DBC Blog

Phase 0

Week 4 10/24/2015

In the fourth week of Dev Bootcamp, we reviewed basic Ruby. For this entry, I want to discuss arrays and hashes. Please note that this is only a brief discussion. I do not cover the methods associated with arrays and hashes.

What are arrays and hashes?

An array is a list of objects indexed by the integers 0, 1, 2, ..., n-1 (called indices), where n is the number of objects in the array. For example:

      
        empty_array = [] # This is an empty array
        scores = [74, 81, 83, 75, 97, 98, 61, 59, 38, 100, 99, 82] # This is an array of integers - e.g. test scores
        dist = [10.5, 11.2, 14.9, 12.7] # This is an array of floats - e.g. miles walked in one day
        metal = ['Mayhem', 'Portal', '1349', 'Marduk', 'Yob'] # This is an array of strings - e.g. your favorite metal bands
        stuff = [2.78, 'Pickle Juice', false, [2, 3, 5, 7, 11]]  # This is an array of objects that are not all of the same type
       
    

The things to notice are that arrays can be empty and the members of an array do not need to be of the same type. In fact, in the array stuff we see that arrays can be objects inside of arrays. Members of an array are accessed through their indices. For example ...

      
        scores[0] = 74 # Note that what most would consider to be the first element of scores is actually the first element
                       # is the 0th element of scores.
        dist[1] = 11.2 # What most would consider to be the second element is actually the 1st element of dist.
        empty_array[0] = nil # Since this array is empty there is nothing to return
        metal[5] = nil # Remember that even though metal has five elements, these are labeled by the indices 0, 1, 2, 3, 4.
                       # There is no 5th element of metal.
      
    

Confusion about indices leads to a lot of bugs in programming.

A hash is a list of pairs of objects. The first object of the pair is the key. The second object is the value. This pair is denoted {key => value}. For example:

      
        metal_hash = {} # This a new, empty hash which can be populated as follows:

        metal_hash['Mayhem'] = 'Norway'
        metal_hash['Portal'] = 'Australia'
        metal_hash['1349'] = 'Norway'
        metal_hash['Marduk'] = 'Sweden'
        metal_hash['Yob'] = 'United States'

       # The resulting hash is ...

       {"Mayhemm"=>"Norway", "Portal"=>"Australia", "1349"=>"Norway", "Marduk"=>"Sweden", "Yob"=>"United States"}

       # where the key is the band name and the value is the home country of the band.
      
    

One very important thing to notice is that the keys must be unique, however the values do not need to be unique. In the above example, each key appears exactly once, but the value Norway appears more than once. As with arrays, there are no resticitons on the types of objects that can be either keys or values.

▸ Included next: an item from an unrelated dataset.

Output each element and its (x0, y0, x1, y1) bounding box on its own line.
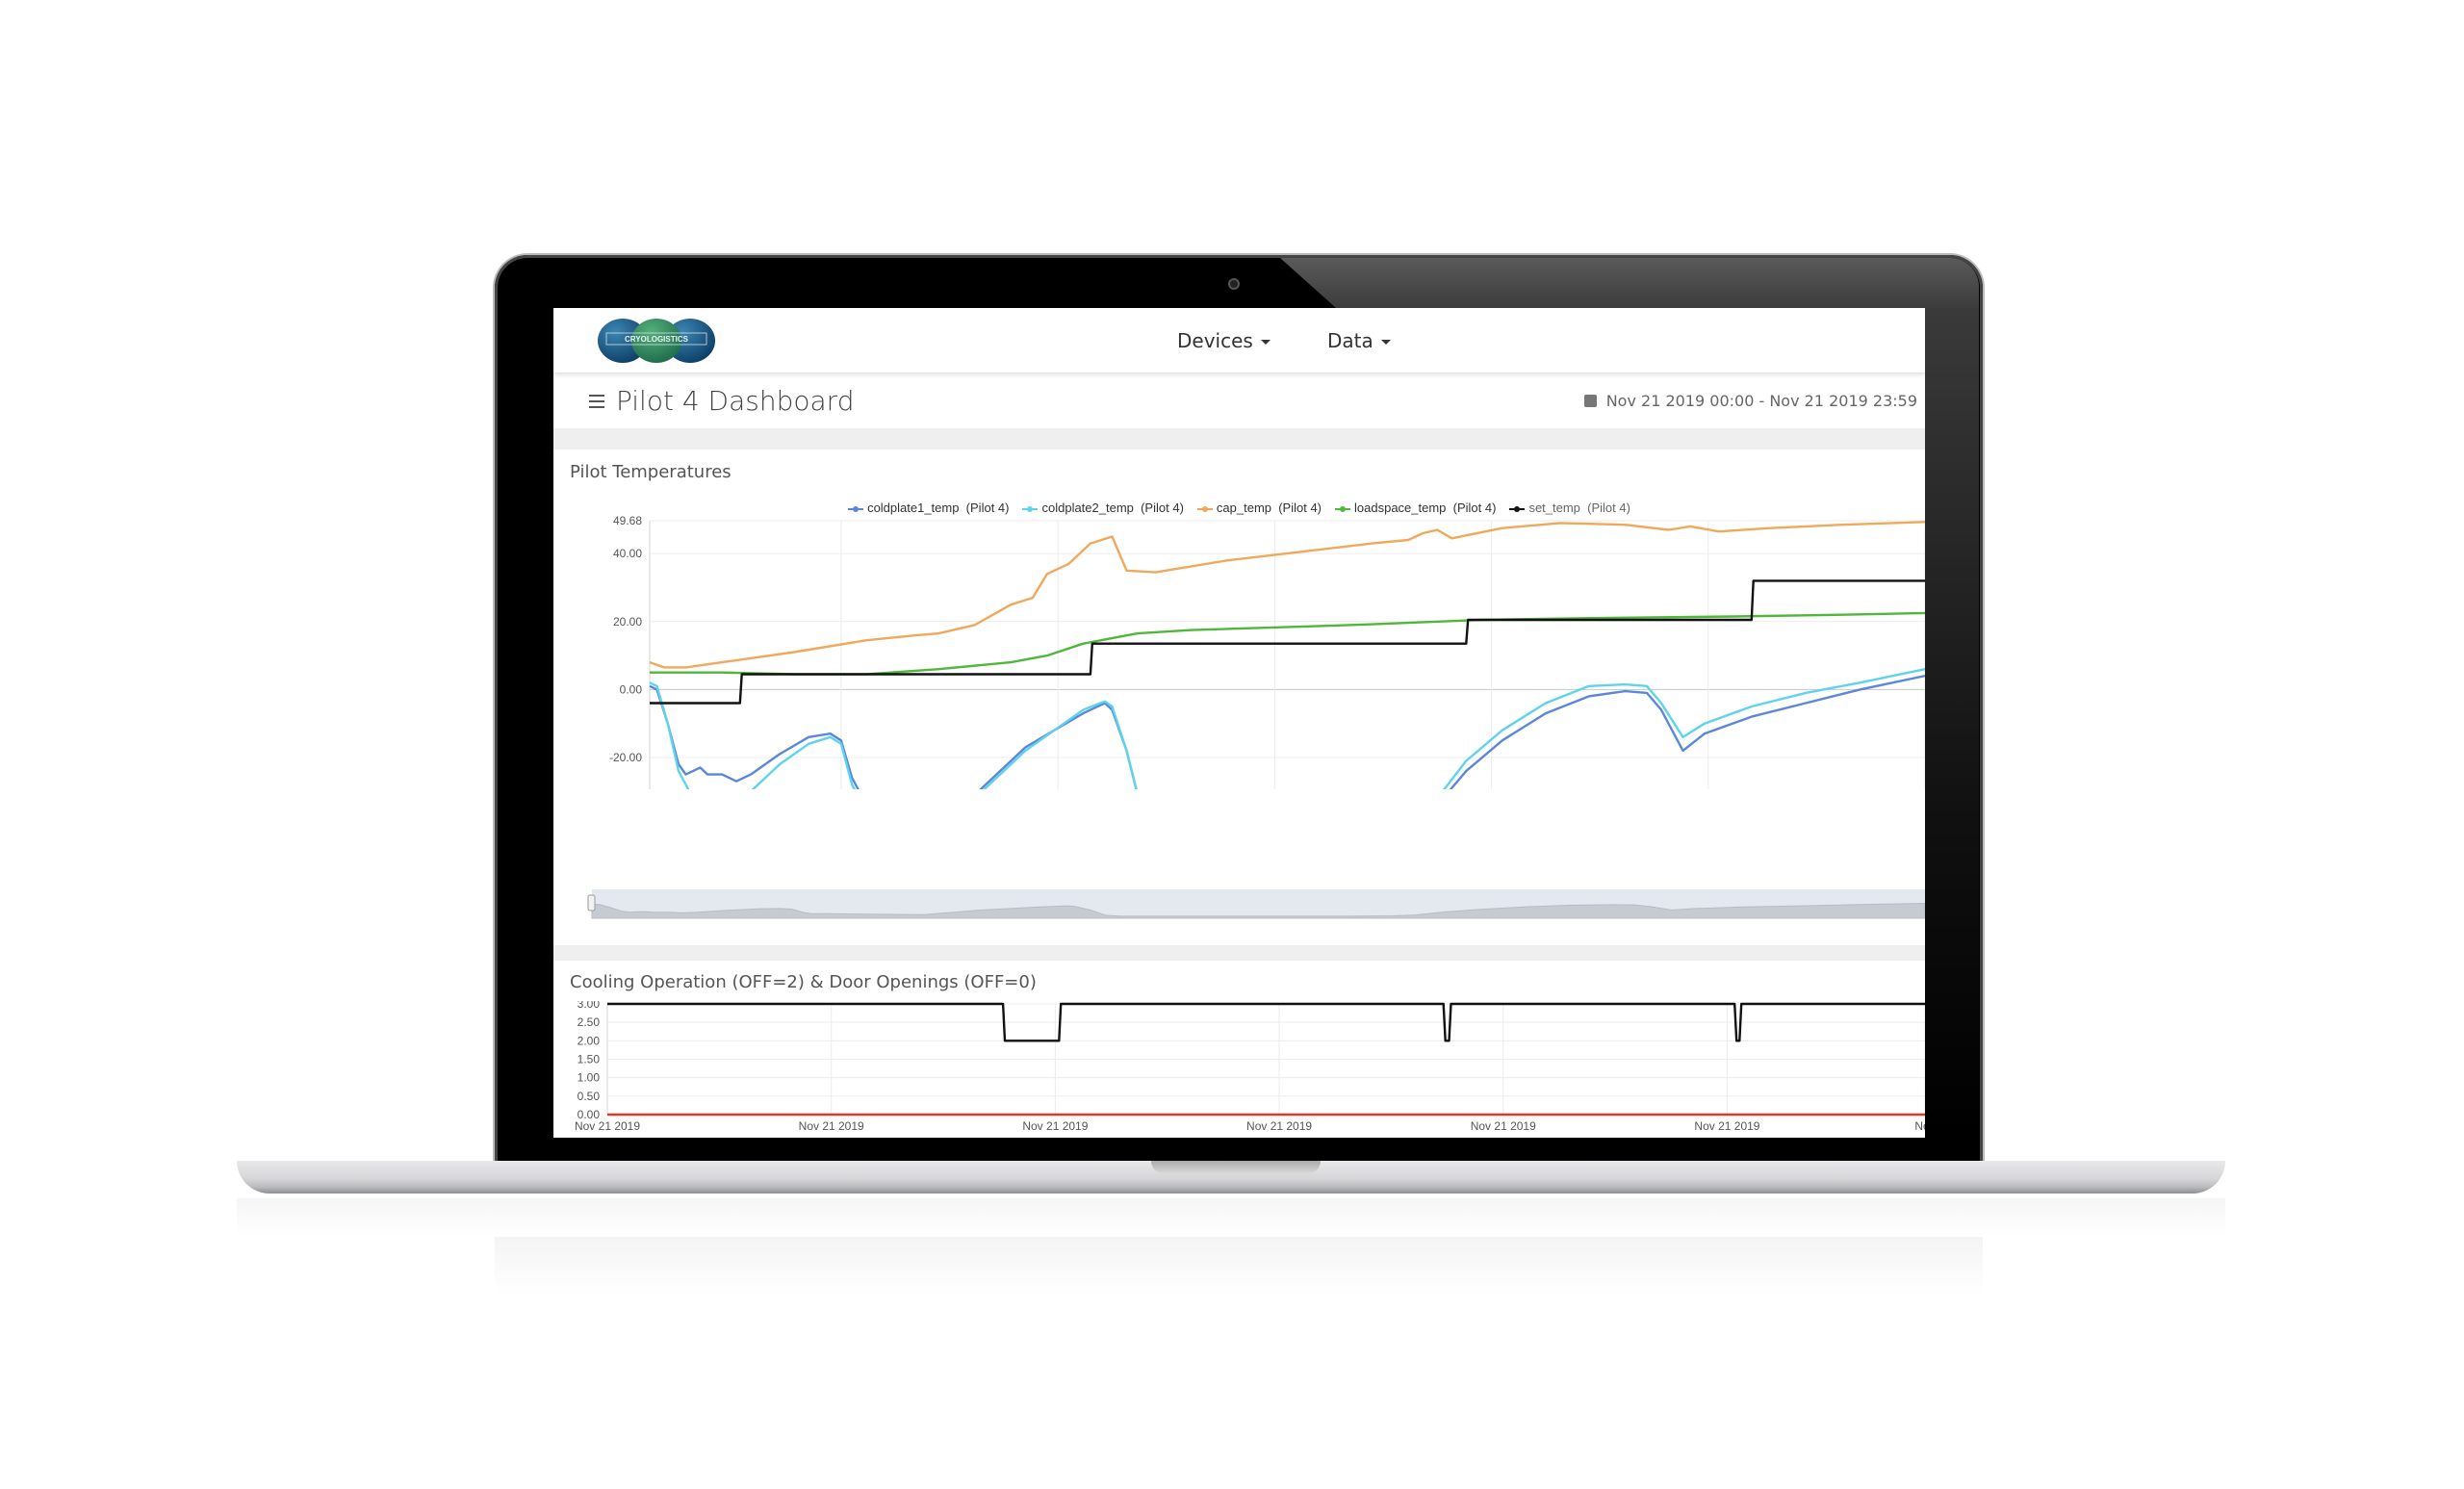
temperature-chart: 49.6840.0020.000.00-20.00-38.43Nov 21 20… (609, 514, 1925, 789)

When should I use an array and when should I use a hash?

Choosing an array or a hash depends on what you want to do with your data. If you want to be able to search and retrieve data, first you need to find the location of your data, then retrieve it. The amount of time it takes to search an array depends on the size of the array, whereas searching in a hash is indepenedent of the size of the hash. In more formal language, the complexity of searching in an array (of length n) is O(n) - aka linear time. The complexity of searching in a hash is O(1) - aka constant time. In other owrds, the bigger the array, the longer it takes to search, On the other hand, it takes the same amount of time to search in a hash, no matter how big the hash may be. So, for a lot of data-driven applications, hashes are probably prefereable.

However, some tasks are easier with arrays, than hases. For example, if you need to perform a task that requires iterating through a list of data, then it is easy to iterate through an array. Let us compare the array metal with the hash metal_hash.

      
        metal.each do |band|
           p band
        end

       # This gives us the ouput ...

        "Mayhem"
        "Portal"
        "1349"
        "Marduk"
        "Yob"

       # Iterating over a hash returns the output
        metal_hash.each_pair { |key, value| puts "#{key} maps to #{value}"}

        Mayhem maps to Norway
        Portal maps to Australia
        1349 maps to Norway
        Marduk maps to Sweden
        Yob maps to United States

       # In this instance, we got lucky. Iterating over a hash returns the pairs in random order.

      
    

A rough guideline then is to use arrays for iteration and hashes for making your data searchable.